The length polymorphism data of 15 shared A-STRs from the Meizhou Hakka population and 19 global reference populations were merged, and the paired Fst values between the research population and the reference populations were calculated (see Supplementary Table S7A) and visualised through R software (Figure 4A). In the plot, the deep red represents low Fst values, while the deep blue indicates high Fst values. This is further clarified using pie charts to make the results clearer. Asian populations are denoted in red text, European populations in green, and African populations in blue. The research population is emphasised with a red border in the plot. Overall, the Meizhou Hakka population is genetically closest to the Asian populations and furthest from the African populations. Specifically, the Meizhou Hakka population is genetically closest to THI (Thai population, Fst = 0.001922) and KOR (Korean population, Fst = 0.002505), and furthest from OVB (African population, Fst = 0.05403).

FIGURE 4

FIGURE 4. Population genetics analysis results plot based on A-STRs. (A) The heatmap based on the paired-Fst distance for Meizhou Hakka and other reference populations; (B) The phylogenetic tree of Meizhou Hakka and other populations based on the Fst genetic distances.

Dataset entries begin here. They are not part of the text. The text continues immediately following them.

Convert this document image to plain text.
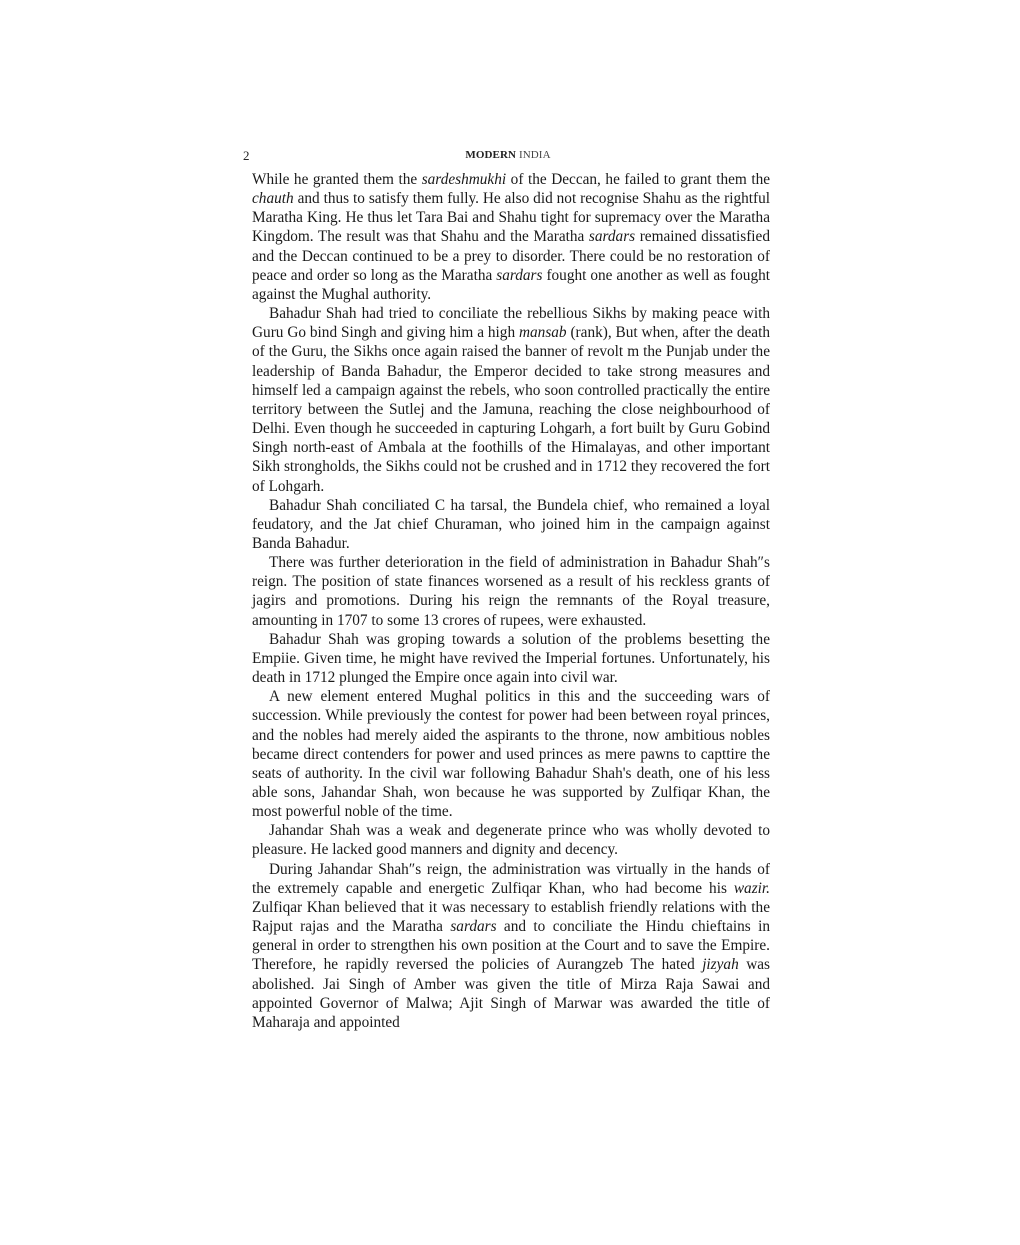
2	MODERN INDIA

While he granted them the sardeshmukhi of the Deccan, he failed to grant them the chauth and thus to satisfy them fully. He also did not recognise Shahu as the rightful Maratha King. He thus let Tara Bai and Shahu tight for supremacy over the Maratha Kingdom. The result was that Shahu and the Maratha sardars remained dissatisfied and the Deccan continued to be a prey to disorder. There could be no restoration of peace and order so long as the Maratha sardars fought one another as well as fought against the Mughal authority.

Bahadur Shah had tried to conciliate the rebellious Sikhs by making peace with Guru Go bind Singh and giving him a high mansab (rank), But when, after the death of the Guru, the Sikhs once again raised the banner of revolt m the Punjab under the leadership of Banda Bahadur, the Emperor decided to take strong measures and himself led a campaign against the rebels, who soon controlled practically the entire territory between the Sutlej and the Jamuna, reaching the close neighbourhood of Delhi. Even though he succeeded in capturing Lohgarh, a fort built by Guru Gobind Singh north-east of Ambala at the foothills of the Himalayas, and other important Sikh strongholds, the Sikhs could not be crushed and in 1712 they recovered the fort of Lohgarh.

Bahadur Shah conciliated C ha tarsal, the Bundela chief, who remained a loyal feudatory, and the Jat chief Churaman, who joined him in the campaign against Banda Bahadur.

There was further deterioration in the field of administration in Bahadur Shah″s reign. The position of state finances worsened as a result of his reckless grants of jagirs and promotions. During his reign the remnants of the Royal treasure, amounting in 1707 to some 13 crores of rupees, were exhausted.

Bahadur Shah was groping towards a solution of the problems besetting the Empiie. Given time, he might have revived the Imperial fortunes. Unfortunately, his death in 1712 plunged the Empire once again into civil war.

A new element entered Mughal politics in this and the succeeding wars of succession. While previously the contest for power had been between royal princes, and the nobles had merely aided the aspirants to the throne, now ambitious nobles became direct contenders for power and used princes as mere pawns to capttire the seats of authority. In the civil war following Bahadur Shah's death, one of his less able sons, Jahandar Shah, won because he was supported by Zulfiqar Khan, the most powerful noble of the time.

Jahandar Shah was a weak and degenerate prince who was wholly devoted to pleasure. He lacked good manners and dignity and decency.

During Jahandar Shah″s reign, the administration was virtually in the hands of the extremely capable and energetic Zulfiqar Khan, who had become his wazir. Zulfiqar Khan believed that it was necessary to establish friendly relations with the Rajput rajas and the Maratha sardars and to conciliate the Hindu chieftains in general in order to strengthen his own position at the Court and to save the Empire. Therefore, he rapidly reversed the policies of Aurangzeb The hated jizyah was abolished. Jai Singh of Amber was given the title of Mirza Raja Sawai and appointed Governor of Malwa; Ajit Singh of Marwar was awarded the title of Maharaja and appointed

In order to further clarify the phylogenetic relationship between the Meizhou Hakka and the global reference populations from the perspective of A-STR, we generated an N-J phylogenetic tree based on Fst genetic distance (Figure 4B). The research population was emphasised in bold red font in the plot and was grouped according to the continent they are located on, divided into three clusters: the Asian cluster, the African cluster, and the European cluster. From the plot, it is observed that the Meizhou Hakka population clusters with the Asian populations THI and KOR on the same branch.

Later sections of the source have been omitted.